Under subsections 188-15(3) and 188-20(3) of the GST Act, supplies that are not connected with Australia are disregarded when calculating the current and projected GST annual turnovers.

You will satisfy this paragraph as currently you are registered for GST.

However, when you will start carrying on your business overseas and making your supplies from overseas, you will not be required to be registered for GST as your supplies from overseas will not be connected with Australia and therefore, will not be included in the calculation of your current and projected GST annual turnover. In this instance you can cancel your GST registration as you will not be required to be registered for GST. Accordingly, where you cancel your GST registration this paragraph will not be satisfied.

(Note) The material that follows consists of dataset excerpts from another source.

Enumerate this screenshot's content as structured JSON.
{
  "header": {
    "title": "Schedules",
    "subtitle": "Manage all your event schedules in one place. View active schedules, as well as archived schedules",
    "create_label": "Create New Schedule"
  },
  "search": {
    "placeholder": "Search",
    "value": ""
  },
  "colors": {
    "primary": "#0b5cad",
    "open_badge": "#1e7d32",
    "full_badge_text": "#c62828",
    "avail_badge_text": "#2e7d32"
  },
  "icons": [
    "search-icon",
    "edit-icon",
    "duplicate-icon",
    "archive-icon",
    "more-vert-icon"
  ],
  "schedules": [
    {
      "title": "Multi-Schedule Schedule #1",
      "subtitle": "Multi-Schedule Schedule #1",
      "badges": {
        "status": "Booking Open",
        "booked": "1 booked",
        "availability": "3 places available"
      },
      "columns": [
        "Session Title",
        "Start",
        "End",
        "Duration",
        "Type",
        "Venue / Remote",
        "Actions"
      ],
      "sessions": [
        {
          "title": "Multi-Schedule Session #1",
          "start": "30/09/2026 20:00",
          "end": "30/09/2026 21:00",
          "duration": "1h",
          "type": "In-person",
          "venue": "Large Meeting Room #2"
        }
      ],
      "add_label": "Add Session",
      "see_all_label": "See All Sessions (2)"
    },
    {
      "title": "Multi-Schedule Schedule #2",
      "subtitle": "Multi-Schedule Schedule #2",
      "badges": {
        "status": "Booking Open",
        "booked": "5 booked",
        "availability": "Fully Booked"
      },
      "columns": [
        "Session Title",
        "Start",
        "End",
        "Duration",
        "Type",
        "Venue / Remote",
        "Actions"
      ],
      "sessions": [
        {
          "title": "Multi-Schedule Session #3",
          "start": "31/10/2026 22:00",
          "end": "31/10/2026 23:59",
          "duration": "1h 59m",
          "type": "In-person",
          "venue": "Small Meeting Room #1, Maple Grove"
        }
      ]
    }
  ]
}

For more information on GST turnover refer to the GST public ruling GSTR 2001/7 which is available from the legal database of www.ato.gov.au

Summary

Your supply of publications from overseas to Australian clients will not be subject to GST as your supply will not be a taxable supply under section 9-5 of the GST Act.

Other information

When you cease business in Australia you need to cancel your ABN and GST registration. Before doing this, make sure you have met all your lodgement, reporting and payment obligations such as lodging your activity statements.

Cancellation of GST registration and ABN can be done by phoning 13 28 66 between 8.00a.m and 6.00p.m Monday to Friday.

We recommend that you refer to the fact sheet 'selling or closing your business' which is available at www.ato.gov.au before you cancel your ABN and GST registration as it provides guidance what tax matters you may need to deal with when you stop operating your business in Australia.